Rabu, 28 Maret 2012

Memulai, Kemudian Melanjutkan

Malam kesekian di musim panas. Kali ini aku duduk sendiri di Hyde Park, menunggu. Kami janji untuk bertemu setelah urusannya selesai. Kulihat sisi kanan dan kiriku, tidak terlalu ramai di sini. Udara juga sangat bersahabat, tak ada rasa dingin ataupun angin yang mengigilkan badan. Aku membenarkan ikatan rambutku, melepas syal yang kugunakan karena udara menghangat, lalu mengangkat kedua kakiku ke atas bangku kayu panjang yang kududuki. Posisi yang sangat nyaman mengingat tujuanku kesini selain menunggu juga untuk “bermain” dengan hobiku. Kebetulan teman-teman lama mengajak bertemu secara online malam ini. Aku membuka layar laptop dan tak lama pikiranku telah tenggelam dalam tulisanku, juga masih menunggu dia di sini. Sebuah sapaan muncul dalam kotak Yahoo Messanger. Salah seorang teman dekatku.

Hi, Nad. Sibuk?

Just lil bit. Aku juga sedang menunggu seseorang di sini.

Lelaki yang tinggal di dapan kamarmu itu?

Pembicaraan kami tentang dia bukanlah yang pertama. Bahkan, aku telah bercerita bagaimana dia masih setengah terpuruk dalam keinginan dan pengharapannya atas seseorang di masa lalu. Seseorang yang baginya sangat berarti. Dia tak bisa melepas semuanya semudah meniupkan tumpukan debu. Saat ini, keputusannya untuk memutar arah dan menjalani hal yang baru bersamaku mungkin hanya sebuah kesepakatan yang terlalu berani, atau terkesan sembarangan. Ya, kami hanya mencoba. Tak ada salahnya dalam kata “mencoba”. Aku pun datang dari sebuah kegagalan.

Kau berpikir dia akan menikmati hidupnya dengan cara yang kalian bentuk?

Kami tidak tahu.

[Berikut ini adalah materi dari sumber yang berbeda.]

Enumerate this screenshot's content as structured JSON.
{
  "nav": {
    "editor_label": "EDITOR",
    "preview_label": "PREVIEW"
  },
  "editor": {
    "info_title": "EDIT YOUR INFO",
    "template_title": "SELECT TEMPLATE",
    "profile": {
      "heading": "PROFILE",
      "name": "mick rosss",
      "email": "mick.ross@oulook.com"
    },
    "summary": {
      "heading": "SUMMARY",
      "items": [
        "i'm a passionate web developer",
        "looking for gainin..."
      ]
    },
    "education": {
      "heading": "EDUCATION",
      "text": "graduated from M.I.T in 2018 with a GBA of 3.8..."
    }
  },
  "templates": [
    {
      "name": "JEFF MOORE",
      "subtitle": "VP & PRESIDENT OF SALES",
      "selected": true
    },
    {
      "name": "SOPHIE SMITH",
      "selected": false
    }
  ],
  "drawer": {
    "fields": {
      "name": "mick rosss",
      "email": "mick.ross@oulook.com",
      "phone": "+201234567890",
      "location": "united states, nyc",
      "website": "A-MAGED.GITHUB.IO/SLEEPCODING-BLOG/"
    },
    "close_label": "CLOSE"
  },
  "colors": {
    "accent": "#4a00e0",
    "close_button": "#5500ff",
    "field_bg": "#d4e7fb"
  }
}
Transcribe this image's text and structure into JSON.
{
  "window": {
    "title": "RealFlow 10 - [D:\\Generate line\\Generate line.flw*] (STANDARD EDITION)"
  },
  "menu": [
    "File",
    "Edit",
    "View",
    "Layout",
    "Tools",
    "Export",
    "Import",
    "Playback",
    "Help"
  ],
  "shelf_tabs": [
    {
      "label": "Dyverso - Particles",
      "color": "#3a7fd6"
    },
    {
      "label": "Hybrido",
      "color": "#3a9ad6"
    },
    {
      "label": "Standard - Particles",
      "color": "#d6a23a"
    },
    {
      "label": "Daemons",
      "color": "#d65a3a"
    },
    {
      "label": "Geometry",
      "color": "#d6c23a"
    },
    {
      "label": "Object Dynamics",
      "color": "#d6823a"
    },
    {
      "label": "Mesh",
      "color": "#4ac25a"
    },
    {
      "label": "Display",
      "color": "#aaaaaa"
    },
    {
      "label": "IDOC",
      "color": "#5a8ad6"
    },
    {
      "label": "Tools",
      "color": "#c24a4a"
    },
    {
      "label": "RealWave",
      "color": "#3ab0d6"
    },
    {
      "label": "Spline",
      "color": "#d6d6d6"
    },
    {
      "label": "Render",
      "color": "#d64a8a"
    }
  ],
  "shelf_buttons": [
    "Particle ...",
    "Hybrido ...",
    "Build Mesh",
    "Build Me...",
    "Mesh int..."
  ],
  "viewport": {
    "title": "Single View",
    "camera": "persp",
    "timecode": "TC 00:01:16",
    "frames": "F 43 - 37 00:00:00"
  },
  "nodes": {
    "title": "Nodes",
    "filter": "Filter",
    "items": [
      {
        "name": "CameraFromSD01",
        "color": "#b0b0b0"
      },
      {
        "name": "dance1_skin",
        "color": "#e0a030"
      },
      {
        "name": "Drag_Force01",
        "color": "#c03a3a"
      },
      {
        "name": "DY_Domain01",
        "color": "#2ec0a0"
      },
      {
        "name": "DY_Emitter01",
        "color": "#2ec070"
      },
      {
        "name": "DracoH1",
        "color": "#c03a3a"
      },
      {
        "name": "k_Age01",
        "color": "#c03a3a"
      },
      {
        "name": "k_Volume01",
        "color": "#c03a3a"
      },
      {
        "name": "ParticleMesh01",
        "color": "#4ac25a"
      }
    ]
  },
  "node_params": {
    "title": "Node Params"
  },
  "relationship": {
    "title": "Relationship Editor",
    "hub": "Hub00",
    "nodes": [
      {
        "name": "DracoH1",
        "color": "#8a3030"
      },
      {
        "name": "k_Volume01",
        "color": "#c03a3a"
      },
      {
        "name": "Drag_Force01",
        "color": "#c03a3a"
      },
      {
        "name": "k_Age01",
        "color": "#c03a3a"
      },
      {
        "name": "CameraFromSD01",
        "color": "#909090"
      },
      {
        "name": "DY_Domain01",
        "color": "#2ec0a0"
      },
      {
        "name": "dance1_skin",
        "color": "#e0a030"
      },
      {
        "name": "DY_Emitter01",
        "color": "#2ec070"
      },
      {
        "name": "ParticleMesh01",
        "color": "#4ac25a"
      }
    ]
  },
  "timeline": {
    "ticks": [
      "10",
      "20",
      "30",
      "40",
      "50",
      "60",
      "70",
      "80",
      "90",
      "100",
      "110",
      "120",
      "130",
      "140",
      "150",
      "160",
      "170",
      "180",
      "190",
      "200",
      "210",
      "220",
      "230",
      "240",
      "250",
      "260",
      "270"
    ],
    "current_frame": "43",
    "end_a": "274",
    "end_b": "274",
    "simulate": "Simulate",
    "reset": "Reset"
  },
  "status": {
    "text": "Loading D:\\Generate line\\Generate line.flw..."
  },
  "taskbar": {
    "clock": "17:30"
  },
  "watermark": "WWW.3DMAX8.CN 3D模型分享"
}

Tapi berusaha ke sana.

Lalu, bagaimana kalau akhirnya dia tak berhasil “pindah”?

Risiko

Kau pun belum sepenuhnya “pulih”, aku tau

Lalu, kau pikir aku salah saat ini?

Hmm, hanya terkesan seperti mencari pengalihan

Tidak. Namun, kami akan melanjutkan apa yang kami mulai

Tampaknya kau harus berpikir ulang, dan meyakinkan diri…

Aku menghela nafas berat. Senang saat beberapa orang peduli akan dirimu, tapi terkadang mereka yang peduli justru membuatmu sulit untuk mempertimbangkan suatu hal. Apa aku salah? Pikiran itu kembali mengitari otakku. Bukankah setiap orang boleh mengikuti kata hati? Aku yang mempermudah, tapi mereka memperberat. Tiba-tiba sepasang tangan memeluk pinggang dan leherku dari belakang. Panas napasnya berhembus di atas tengkukku, membuatku merasa tidak sendiri lagi.

“Berapa lama aku terlambat?” Tanya Eda.

“Tidak terlambat sampai kau sendiri yang mengingatkan.” Jawabku.

Aku berbalik dan memeluk tubuhnya erat. Mencari ketenangan atas kegelisahan yang sebelumnya tercipta.

“kita hanya beberapa jam berpisah. Begitu rindukah kau padaku?” Tanyanya mengejek.

Dengan anggukan, tanpa kata terucap dari bibirku, aku menjawab pertanyaannya. Sebenarnya lebih dari semua rasa itu, aku sedang menguatkan diri sendiri. Juga meyakinkan diri, bahwa aku sungguh telah menyayanginya.